Excerpt from Confectioners Raw Materials: Their Sources, Modes of Preparation, Chemical Composition, the Chief Impurities and Adulterations, Their More Important Uses and Other Points of Interest
The object of this volume is to supply a want that has long been felt in connection with so important a subject as "Confectioners" Raw Materials."
The only available sources at present are sundry paragraphs or perhaps a single chapter in some trade book - e.g., Atkins and Cox, "The Art of Confectionery," and Jago"s large treatise on the "Technology of Bread or trade lectures given before the members of various Students" Societies and reported in the Trade Press, or occasional notes in the various Trade Journals.
Such information, although generally accurate, is often disconnected and "bitty," rendering it somewhat difficult for the average student to follow.

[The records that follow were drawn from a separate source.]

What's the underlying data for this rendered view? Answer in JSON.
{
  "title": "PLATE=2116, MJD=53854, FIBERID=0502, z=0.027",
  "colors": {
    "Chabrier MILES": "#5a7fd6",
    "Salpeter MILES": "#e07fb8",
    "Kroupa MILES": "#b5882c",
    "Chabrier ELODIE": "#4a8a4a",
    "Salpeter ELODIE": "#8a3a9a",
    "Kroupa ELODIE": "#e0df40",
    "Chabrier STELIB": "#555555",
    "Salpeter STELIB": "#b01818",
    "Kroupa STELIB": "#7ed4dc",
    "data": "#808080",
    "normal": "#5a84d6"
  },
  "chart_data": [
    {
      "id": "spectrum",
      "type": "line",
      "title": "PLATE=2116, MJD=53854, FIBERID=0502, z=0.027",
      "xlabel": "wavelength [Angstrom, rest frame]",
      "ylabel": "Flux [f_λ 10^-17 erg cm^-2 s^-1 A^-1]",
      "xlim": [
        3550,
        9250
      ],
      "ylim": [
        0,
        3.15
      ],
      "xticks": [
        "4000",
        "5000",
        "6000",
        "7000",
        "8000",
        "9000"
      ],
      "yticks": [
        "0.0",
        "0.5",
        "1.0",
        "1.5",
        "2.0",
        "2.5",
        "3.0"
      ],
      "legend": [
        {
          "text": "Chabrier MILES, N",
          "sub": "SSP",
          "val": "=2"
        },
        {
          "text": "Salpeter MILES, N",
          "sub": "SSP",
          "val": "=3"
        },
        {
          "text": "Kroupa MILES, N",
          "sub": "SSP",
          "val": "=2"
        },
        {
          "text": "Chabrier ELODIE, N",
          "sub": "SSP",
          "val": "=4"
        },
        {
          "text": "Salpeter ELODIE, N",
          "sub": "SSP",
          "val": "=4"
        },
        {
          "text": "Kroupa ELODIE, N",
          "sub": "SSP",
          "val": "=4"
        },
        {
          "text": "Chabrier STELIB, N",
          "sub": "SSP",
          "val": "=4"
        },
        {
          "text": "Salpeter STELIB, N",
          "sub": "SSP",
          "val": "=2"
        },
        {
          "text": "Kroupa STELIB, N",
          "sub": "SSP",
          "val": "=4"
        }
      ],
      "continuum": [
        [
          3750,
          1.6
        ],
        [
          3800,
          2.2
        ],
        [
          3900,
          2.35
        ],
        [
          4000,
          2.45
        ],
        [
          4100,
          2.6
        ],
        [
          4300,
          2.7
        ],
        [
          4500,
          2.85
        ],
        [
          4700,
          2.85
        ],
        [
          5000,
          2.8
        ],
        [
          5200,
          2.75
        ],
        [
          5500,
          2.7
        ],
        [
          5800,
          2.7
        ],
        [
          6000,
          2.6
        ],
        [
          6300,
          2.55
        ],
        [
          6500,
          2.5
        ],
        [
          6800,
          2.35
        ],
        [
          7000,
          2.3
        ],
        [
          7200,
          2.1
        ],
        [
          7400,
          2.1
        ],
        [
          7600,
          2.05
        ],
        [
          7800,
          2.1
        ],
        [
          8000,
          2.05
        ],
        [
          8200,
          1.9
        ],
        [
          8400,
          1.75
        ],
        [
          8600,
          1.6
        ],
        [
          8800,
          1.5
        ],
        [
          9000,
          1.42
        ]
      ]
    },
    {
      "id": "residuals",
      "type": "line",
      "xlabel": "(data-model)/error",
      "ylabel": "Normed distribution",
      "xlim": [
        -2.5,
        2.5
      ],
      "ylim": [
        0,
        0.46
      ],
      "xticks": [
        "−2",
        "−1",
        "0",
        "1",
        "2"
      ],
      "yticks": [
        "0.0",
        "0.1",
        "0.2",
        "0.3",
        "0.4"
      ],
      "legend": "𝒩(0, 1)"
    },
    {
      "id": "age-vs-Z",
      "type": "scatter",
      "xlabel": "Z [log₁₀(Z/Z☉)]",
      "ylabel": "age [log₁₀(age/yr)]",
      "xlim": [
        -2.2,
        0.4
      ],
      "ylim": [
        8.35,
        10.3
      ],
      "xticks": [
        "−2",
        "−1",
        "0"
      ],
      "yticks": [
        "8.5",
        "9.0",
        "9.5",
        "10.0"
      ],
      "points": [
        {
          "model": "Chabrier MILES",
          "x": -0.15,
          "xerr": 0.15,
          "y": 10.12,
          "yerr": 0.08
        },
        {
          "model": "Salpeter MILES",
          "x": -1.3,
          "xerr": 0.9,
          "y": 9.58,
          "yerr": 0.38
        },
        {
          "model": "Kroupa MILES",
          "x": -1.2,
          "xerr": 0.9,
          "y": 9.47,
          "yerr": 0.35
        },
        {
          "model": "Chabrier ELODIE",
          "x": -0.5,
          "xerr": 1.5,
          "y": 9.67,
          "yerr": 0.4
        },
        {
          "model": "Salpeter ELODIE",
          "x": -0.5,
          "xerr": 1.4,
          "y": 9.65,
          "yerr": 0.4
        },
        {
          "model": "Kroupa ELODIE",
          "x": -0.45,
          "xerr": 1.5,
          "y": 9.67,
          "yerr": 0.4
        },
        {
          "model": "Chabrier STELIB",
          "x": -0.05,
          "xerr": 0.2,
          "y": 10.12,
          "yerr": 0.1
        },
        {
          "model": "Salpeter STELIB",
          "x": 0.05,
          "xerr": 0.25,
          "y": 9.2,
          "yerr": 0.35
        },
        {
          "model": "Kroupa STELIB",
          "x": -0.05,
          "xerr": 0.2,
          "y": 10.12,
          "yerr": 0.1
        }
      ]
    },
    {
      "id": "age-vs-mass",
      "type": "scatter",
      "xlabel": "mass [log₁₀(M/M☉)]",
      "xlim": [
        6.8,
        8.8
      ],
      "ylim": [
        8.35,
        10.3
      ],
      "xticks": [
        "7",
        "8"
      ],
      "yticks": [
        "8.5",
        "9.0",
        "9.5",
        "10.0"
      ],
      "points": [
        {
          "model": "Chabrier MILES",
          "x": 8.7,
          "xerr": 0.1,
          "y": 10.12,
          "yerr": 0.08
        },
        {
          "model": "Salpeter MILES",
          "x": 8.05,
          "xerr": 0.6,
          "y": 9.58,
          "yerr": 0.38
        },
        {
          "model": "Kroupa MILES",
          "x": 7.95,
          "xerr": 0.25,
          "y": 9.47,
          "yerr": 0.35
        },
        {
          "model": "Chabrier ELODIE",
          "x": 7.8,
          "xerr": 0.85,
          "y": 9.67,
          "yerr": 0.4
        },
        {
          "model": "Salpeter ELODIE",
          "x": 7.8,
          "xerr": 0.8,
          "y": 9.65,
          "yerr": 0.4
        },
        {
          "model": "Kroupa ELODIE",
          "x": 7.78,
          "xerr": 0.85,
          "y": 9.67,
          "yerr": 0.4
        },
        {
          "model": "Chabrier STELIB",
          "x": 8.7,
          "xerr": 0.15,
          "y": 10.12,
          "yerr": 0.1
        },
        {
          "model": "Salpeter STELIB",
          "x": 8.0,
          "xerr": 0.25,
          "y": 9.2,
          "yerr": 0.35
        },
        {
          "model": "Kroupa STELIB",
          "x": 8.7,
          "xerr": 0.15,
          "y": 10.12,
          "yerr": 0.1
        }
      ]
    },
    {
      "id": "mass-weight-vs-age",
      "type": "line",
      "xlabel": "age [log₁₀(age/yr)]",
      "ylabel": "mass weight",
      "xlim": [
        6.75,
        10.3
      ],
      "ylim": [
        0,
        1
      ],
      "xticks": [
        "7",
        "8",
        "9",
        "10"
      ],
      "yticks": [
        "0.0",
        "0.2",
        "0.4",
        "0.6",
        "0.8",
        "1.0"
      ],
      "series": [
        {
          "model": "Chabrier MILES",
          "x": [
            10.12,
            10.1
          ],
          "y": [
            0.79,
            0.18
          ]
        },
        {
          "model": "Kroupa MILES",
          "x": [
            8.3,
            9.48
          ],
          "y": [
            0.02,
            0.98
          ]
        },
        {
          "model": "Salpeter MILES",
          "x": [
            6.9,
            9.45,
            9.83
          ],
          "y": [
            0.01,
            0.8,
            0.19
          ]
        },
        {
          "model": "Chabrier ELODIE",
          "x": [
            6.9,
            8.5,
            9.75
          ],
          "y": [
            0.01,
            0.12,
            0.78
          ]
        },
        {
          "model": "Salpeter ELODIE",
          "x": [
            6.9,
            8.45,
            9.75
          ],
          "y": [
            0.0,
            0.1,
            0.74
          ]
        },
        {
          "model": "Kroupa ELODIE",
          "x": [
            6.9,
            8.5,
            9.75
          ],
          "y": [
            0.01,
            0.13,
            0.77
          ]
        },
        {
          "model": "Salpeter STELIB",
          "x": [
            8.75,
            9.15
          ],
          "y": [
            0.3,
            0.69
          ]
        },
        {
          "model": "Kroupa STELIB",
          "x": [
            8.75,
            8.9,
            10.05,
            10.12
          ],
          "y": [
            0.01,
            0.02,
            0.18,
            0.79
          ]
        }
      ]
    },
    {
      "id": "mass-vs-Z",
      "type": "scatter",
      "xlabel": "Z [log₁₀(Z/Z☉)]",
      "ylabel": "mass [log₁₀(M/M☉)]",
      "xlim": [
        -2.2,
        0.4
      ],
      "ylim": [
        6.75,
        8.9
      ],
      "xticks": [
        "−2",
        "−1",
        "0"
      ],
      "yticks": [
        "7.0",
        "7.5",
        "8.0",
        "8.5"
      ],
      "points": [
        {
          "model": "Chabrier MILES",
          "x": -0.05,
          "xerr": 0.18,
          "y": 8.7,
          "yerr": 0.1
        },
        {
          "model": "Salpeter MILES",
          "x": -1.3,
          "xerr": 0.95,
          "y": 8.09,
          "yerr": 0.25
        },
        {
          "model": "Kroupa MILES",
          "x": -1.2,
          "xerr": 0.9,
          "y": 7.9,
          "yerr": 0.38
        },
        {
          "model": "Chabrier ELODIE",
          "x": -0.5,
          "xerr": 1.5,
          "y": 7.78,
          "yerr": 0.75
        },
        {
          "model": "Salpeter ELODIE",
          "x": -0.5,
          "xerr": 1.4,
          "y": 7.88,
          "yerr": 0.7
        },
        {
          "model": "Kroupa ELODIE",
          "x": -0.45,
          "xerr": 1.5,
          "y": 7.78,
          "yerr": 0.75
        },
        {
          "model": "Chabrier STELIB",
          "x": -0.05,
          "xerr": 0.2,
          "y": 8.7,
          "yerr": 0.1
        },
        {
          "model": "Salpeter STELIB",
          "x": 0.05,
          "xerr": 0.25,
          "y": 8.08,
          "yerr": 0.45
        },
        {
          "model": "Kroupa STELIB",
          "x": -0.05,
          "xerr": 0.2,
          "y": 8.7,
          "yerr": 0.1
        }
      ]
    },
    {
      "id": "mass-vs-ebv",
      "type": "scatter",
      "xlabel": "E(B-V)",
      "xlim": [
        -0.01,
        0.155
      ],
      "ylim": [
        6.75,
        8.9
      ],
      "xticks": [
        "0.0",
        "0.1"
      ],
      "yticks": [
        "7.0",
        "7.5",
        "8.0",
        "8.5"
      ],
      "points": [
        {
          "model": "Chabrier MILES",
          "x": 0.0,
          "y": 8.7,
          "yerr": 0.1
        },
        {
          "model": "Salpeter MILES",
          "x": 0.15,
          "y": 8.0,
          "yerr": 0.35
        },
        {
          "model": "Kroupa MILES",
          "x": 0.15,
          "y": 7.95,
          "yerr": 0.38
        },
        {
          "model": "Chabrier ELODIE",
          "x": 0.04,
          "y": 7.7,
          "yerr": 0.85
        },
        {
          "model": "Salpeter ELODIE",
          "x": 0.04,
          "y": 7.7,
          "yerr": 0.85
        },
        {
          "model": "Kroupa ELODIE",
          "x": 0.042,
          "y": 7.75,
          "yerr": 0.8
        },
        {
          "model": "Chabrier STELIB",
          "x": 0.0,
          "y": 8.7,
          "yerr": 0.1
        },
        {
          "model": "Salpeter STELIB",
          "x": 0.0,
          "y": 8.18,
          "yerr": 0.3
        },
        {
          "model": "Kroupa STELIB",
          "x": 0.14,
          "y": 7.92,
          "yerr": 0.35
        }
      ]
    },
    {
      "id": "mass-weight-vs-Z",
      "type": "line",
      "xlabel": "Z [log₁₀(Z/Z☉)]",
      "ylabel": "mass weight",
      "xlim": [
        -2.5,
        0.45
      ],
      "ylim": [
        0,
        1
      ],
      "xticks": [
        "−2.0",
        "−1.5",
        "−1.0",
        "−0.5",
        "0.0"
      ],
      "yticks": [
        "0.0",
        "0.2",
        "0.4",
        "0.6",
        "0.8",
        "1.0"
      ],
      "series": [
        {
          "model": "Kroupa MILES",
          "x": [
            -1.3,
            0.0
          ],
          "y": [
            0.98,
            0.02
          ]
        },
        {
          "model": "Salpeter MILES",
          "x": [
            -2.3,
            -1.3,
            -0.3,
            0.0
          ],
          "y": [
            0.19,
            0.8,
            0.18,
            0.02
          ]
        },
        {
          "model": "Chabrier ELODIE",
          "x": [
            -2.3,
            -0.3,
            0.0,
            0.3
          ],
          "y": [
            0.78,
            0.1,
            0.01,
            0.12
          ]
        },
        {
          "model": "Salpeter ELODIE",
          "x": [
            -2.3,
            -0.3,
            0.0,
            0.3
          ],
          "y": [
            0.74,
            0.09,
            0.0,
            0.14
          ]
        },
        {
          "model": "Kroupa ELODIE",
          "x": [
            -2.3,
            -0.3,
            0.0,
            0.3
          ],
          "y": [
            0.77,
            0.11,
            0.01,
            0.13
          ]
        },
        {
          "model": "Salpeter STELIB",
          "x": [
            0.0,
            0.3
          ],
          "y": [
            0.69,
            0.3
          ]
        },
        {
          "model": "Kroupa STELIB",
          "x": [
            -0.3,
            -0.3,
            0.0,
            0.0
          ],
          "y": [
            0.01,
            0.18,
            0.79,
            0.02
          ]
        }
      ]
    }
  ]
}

An attempt is here made to give, in simple language, an account of the sources, methods of manufacture, the chemical constituents, various adulterants if any, modes of detecting such impurities, the more important uses of the materials, and in some instances the quantities required for different purposes.
To students possessing a slight knowledge of general, scientific principles it is to be hoped that the book may be found both useful and reliable.
A short introduction to a knowledge of chemistry is given in the opening chapter, but it is intended in no way to displace a good but simple book on this subject, the study of which is earnestly recommended to every student of high-class confectionery. A careful perusal of the first five chapters in my "Chemistry of Breadmaking" will be found to assist the enquirer for knowledge in this particular branch of study.